There are other things you can do. You can put the picture functions in another loop and pass it data by way of producer/consumer. Of course if the consumer can't keep up, then the queue will keep getting longer. But do you really need every piece of data that the device sends? You could probably set the queue to be a finite size. Or use a notifier which behaves a lot like a 1 element queue.
thanks for ur comment!
1. If I disable picture function, it'll work correctly. 🙂 Now, i'm try to pass the data by way of producer/consumer.
2. I need every piece of data that the device sends to simulate 3D quadrotor model, I'm using MPU6050 IMU.
10-17-2013 12:57 PM
@suxu wrote:
2. I need every piece of data that the device sends to simulate 3D quadrotor model, I'm using MPU6050 IMU.
Are you sure? If you are just using the data to update a picture for the user, you don't need to every piece of data. A user can only see about 30-60 updates per second. If you try to force all the updates and the update rate is too slow, you are going to wind up with stale images as the new data comes in faster than the picture can update. I'd argue that you could decimate the data, or only show the latest data as fast as LabVIEW can actually display it.
Now if you are trying to log all the data to a file, for later analysis, then I can see why you would need every piece of data. In that situation, you should send the data to another file saving loop. Try to optimize that loop so it can save data efficiently.
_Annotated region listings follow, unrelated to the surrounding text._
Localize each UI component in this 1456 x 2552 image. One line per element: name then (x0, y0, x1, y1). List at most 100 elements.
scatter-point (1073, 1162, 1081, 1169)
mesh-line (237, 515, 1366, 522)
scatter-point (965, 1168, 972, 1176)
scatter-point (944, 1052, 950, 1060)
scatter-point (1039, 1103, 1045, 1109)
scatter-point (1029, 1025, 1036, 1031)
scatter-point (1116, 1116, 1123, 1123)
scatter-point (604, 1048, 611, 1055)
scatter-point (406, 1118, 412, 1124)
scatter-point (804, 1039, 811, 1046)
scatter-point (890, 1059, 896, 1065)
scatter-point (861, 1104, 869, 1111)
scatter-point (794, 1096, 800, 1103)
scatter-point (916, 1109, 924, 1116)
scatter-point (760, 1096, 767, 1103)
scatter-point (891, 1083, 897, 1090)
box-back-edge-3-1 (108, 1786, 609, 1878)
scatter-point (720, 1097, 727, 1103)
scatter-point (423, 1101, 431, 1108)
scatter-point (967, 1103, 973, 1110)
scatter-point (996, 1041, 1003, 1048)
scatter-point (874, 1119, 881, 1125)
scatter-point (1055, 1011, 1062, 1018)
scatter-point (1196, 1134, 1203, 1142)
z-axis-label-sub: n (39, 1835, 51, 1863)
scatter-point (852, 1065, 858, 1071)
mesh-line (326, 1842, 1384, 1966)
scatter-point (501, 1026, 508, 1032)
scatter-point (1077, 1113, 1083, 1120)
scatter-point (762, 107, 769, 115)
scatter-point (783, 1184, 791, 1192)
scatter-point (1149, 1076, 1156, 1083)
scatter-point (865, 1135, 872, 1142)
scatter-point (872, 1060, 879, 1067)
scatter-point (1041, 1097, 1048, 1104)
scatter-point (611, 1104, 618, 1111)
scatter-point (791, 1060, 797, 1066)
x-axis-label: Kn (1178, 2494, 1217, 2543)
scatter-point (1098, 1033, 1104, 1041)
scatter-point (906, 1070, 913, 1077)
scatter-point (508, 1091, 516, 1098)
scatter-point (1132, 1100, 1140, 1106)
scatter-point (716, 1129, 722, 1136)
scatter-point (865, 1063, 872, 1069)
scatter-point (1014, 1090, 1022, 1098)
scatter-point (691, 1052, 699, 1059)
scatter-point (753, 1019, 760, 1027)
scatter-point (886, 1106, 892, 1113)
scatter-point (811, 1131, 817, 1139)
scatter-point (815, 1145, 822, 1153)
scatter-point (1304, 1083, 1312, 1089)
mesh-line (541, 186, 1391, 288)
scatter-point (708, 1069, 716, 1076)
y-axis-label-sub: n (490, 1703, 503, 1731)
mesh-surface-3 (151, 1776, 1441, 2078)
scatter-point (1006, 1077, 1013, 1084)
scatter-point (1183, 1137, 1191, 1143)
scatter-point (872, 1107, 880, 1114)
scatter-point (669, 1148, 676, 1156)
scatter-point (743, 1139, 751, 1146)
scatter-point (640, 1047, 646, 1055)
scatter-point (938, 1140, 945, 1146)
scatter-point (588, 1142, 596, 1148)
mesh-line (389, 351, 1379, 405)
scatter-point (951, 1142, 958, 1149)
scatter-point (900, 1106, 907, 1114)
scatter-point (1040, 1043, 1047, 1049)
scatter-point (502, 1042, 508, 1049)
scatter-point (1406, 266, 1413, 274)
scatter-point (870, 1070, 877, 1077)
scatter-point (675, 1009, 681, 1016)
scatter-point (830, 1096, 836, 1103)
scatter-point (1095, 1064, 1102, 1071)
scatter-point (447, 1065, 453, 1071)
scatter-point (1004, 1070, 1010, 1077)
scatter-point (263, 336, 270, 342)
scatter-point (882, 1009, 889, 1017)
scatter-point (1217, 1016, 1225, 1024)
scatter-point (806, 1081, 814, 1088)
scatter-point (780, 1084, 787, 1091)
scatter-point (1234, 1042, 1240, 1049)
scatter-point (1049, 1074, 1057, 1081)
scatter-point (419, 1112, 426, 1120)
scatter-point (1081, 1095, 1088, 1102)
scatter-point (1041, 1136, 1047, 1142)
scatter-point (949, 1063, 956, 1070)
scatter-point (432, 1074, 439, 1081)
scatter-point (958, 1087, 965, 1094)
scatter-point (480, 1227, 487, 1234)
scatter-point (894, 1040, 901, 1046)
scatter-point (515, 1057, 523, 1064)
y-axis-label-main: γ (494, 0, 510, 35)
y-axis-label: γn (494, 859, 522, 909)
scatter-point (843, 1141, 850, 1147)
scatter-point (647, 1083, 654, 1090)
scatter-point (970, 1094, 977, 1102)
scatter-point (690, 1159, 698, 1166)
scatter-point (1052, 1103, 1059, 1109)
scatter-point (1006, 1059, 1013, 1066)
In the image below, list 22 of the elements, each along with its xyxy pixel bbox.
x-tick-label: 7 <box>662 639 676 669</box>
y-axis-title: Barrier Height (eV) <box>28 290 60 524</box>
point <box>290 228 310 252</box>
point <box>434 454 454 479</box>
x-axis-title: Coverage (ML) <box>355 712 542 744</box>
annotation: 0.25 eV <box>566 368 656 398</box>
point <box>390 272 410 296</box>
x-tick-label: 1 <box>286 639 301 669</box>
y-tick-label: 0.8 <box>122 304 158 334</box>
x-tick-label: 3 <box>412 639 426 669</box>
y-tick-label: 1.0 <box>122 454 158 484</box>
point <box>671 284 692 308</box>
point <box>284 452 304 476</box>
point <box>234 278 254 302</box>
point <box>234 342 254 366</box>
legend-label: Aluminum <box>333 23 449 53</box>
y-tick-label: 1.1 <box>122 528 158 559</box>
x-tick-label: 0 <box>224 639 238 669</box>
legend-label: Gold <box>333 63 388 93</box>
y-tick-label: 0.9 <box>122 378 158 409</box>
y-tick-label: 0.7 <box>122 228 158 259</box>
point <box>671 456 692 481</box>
Often that is storing up data and saving it out in larger chunks rather than saving lots of small pieces of data. If you do it in a separate loop, the slowness of the picture updata functions shouldn't affect the loop rate of the file saving looop.
10-17-2013 08:37 PM
thanks for your advice! ^^
04-03-2014 09:27 AM
Hi EVERYBODY
I'am student, and im working on project thats im using LABWINDOWD/CVI (2010) and Pic 18f4550 (USB connection).
I wrote my program on LABWINDOWS, and i program my piv in MICRO PRO C (version 5.60)
the program of the pic is to read what i write (i mean i write text and i must receive the same text).
i installed Visa, and i arrived to make the connection between ISIS and the LABWINDOWS (i mean i test everything vitually)
but when i write the text, the pic receivit without problems, and the pic doesn't send me the text, and i the LAbwindows show me that i have problem in this function (viread).
Actually i dont know the problem, and i need ur help because i need to start working practiclly on the project soon, and i nees to make sure that virtually i dont have no problem.
thank
04-03-2014 09:30 AM
04-04-2014 11:15 AM
You will get better support by posting to the LabWindows/CVI board or the Instrument Control (GPIB, Serial, VISA, IVI. This forum is for LabVIEW users, so it's not likely that LabWindows/CVI users will see this post. Hopefully the link that Dennis posted above can provide some insight to your problem.